The left-handed swinger continued that trend during his first taste of professional ball last summer, a 68-game season with Helena of the Pioneer League.

Komatsu batted .321 with 19 doubles, 11 homers, 47 RBI and a .394 on-base percentage after being Milwaukee's eighth-round selection in the 2008 June draft.

It was a bit of a culture shock for the California native, but Komatsu survived small-town Montana off the field and allowed his physical talents to take over on the diamond.

"It was a lot slower pace, that's for sure, but all of the people were nice and my host mother was awesome," said Komatsu, who lives about 40 miles from Los Angeles. "(Playing there) was a lot of fun and we had really nice weather except for the last two weeks. I wish I could have stolen more bases (eight), but we didn't run much. And I was hitting about .360 at one point and would have liked to have finished somewhere around .340 to .350, but overall I was happy with the summer."

His performance came on the heels of a wonderful collegiate campaign at Cal-State Fullerton, where Komatsu topped the Titans with a .355 average, six triples, 54 RBI, .593 slugging percentage and .459 on-base percentage while tying for first with nine homers and taking second with 21 stolen bases.

That was the last big step in an amateur career that was derailed back in September 2003, when he tore the labrum in his left shoulder while throwing home during a St.

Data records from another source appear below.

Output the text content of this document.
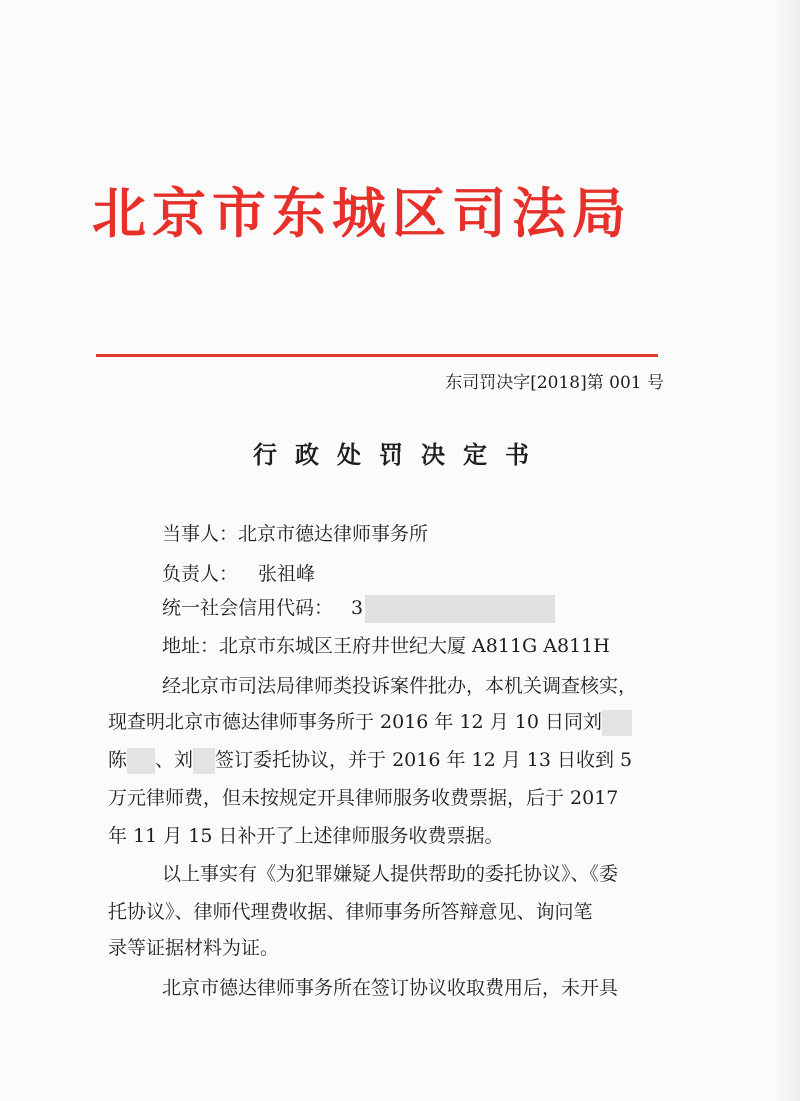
北京市东城区司法局
东司罚决字[2018]第 001 号
行政处罚决定书
当事人：北京市德达律师事务所
负责人： 张祖峰
统一社会信用代码： 3
地址：北京市东城区王府井世纪大厦 A811G A811H
经北京市司法局律师类投诉案件批办，本机关调查核实，
现查明北京市德达律师事务所于 2016 年 12 月 10 日同刘
陈 、刘 签订委托协议，并于 2016 年 12 月 13 日收到 5
万元律师费，但未按规定开具律师服务收费票据，后于 2017
年 11 月 15 日补开了上述律师服务收费票据。
以上事实有《为犯罪嫌疑人提供帮助的委托协议》、《委
托协议》、律师代理费收据、律师事务所答辩意见、询问笔
录等证据材料为证。
北京市德达律师事务所在签订协议收取费用后，未开具
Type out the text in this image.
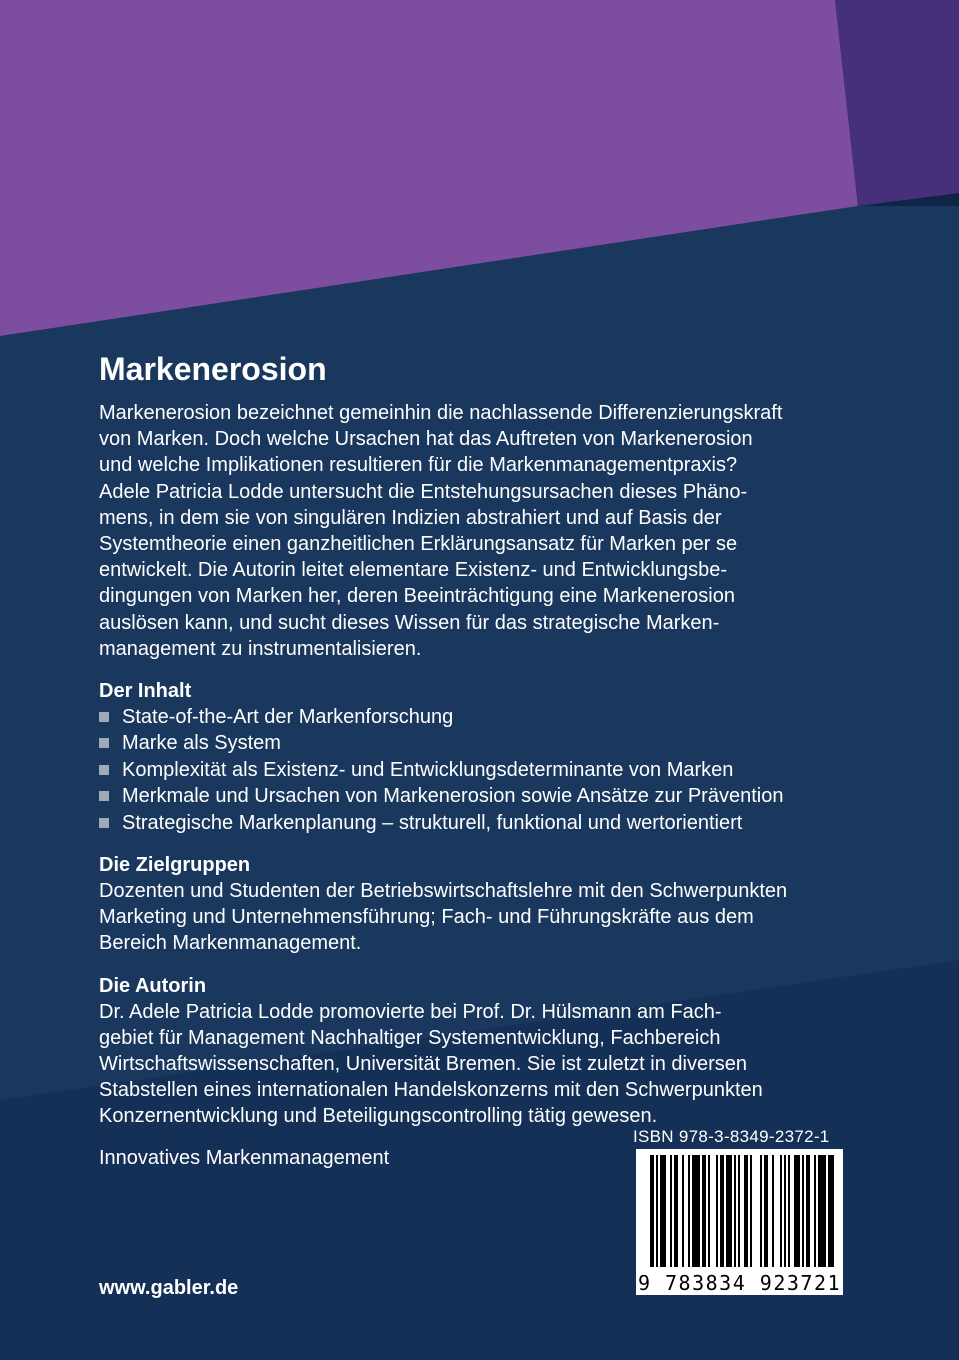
Markenerosion

Markenerosion bezeichnet gemeinhin die nachlassende Differenzierungskraft

von Marken. Doch welche Ursachen hat das Auftreten von Markenerosion

und welche Implikationen resultieren für die Markenmanagementpraxis?

Adele Patricia Lodde untersucht die Entstehungsursachen dieses Phäno-

mens, in dem sie von singulären Indizien abstrahiert und auf Basis der

Systemtheorie einen ganzheitlichen Erklärungsansatz für Marken per se

entwickelt. Die Autorin leitet elementare Existenz- und Entwicklungsbe-

dingungen von Marken her, deren Beeinträchtigung eine Markenerosion

auslösen kann, und sucht dieses Wissen für das strategische Marken-

management zu instrumentalisieren.

Der Inhalt
State-of-the-Art der Markenforschung
Marke als System
Komplexität als Existenz- und Entwicklungsdeterminante von Marken
Merkmale und Ursachen von Markenerosion sowie Ansätze zur Prävention
Strategische Markenplanung – strukturell, funktional und wertorientiert
Die Zielgruppen

Dozenten und Studenten der Betriebswirtschaftslehre mit den Schwerpunkten

Marketing und Unternehmensführung; Fach- und Führungskräfte aus dem

Bereich Markenmanagement.

Die Autorin

Dr. Adele Patricia Lodde promovierte bei Prof. Dr. Hülsmann am Fach-

gebiet für Management Nachhaltiger Systementwicklung, Fachbereich

Wirtschaftswissenschaften, Universität Bremen. Sie ist zuletzt in diversen

Stabstellen eines internationalen Handelskonzerns mit den Schwerpunkten

Konzernentwicklung und Beteiligungscontrolling tätig gewesen.

Innovatives Markenmanagement
www.gabler.de
ISBN 978-3-8349-2372-1
9 783834 923721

Louis Cardinals scout team tryout. That ruined Komatsu's junior season at Camarillo High School—where he was a teammate of Minnesota's Delmon Young--and even though he batted .380 as a senior, many larger programs backed off. So, Komatsu attended NAIA school Vanguard.

Komatsu then earned valuable experience in the Northwoods League in the summer of 2006, where he played for Brainerd, Minn., hitting .273 with 13 doubles in the wooden-bat circuit.

He then played at Oxnard College in 2007, torching opposing pitchers to the tune of a .417 average with 10 long balls and 51 RBI while striking out only 15 times in 180 at-bats. That prompted the New York Yankees to select him in the 38th round.

However, that and his efforts during a preseason showcase helped earn Komatsu nearly 20 scholarship offers from NCAA Division I schools, and that in turn raised his status considerably with scouts and pushed him much higher in the draft.

"I'm glad I didn't sign (in '07) because I ended up having a good year at Fullerton and that raised my stock," Komatsu said. "The Yankees, Boston, A's, Royals and Tigers were pretty high on me. I had met with the Brewers' area scout, but I was surprised when they picked me.

"I thought I'd get drafted earlier because some people had said that I'd go between the second and fourth rounds and others said the third to the fifth," Komatsu said. "I was miserable and it was nerve-wracking to wait. I was watching the draft tracker when I saw my name, and the Brewers called me right after that. I was ticked off that I didn't go higher, so part of me wanted to show the other teams that they should have picked me. Bu the bottom line is that I just have to go out and play."

And the 5-foot-9-inch, 185-pound Komatsu has done that, combining above average speed and quickness defensively and on the base paths with his line-drive stroke.

"I'm pretty much a spray hitter," said Komatsu, who also was a pitcher early in his high school days. "I try to hit line drives and get my share of doubles. I have good power to all fields." Defensively I'd say I've got an above average arm. I run the 60 in about 6.7 or 6.8 seconds, so I'm not a burner but a big part of it is getting good jumps on the ball."

Komatsu has a good pedigree: His father, Dave, tried out for the Reds and his older brother, Davey, played at Oxnard. The former has been helping him get ready for the upcoming season at the local batting cage, while Komatsu's regimen also featured weight training and conditioning.

On Jan. 18, Komatsu is scheduled to begin a six-week session at Milwaukee's facilities in Arizona. He'll get a few days off and then return for training camp, after which Komatsu will find out whether he'll be taking his next step with the Wisconsin Timber Rattlers of the Midwest League or at Brevard County in the Florida State League.

"I'm looking forward to playing the 140-game schedule," Komatsu said. "I want to start at Brevard County, but you never know. I'll just go out and plead my case by playing good baseball."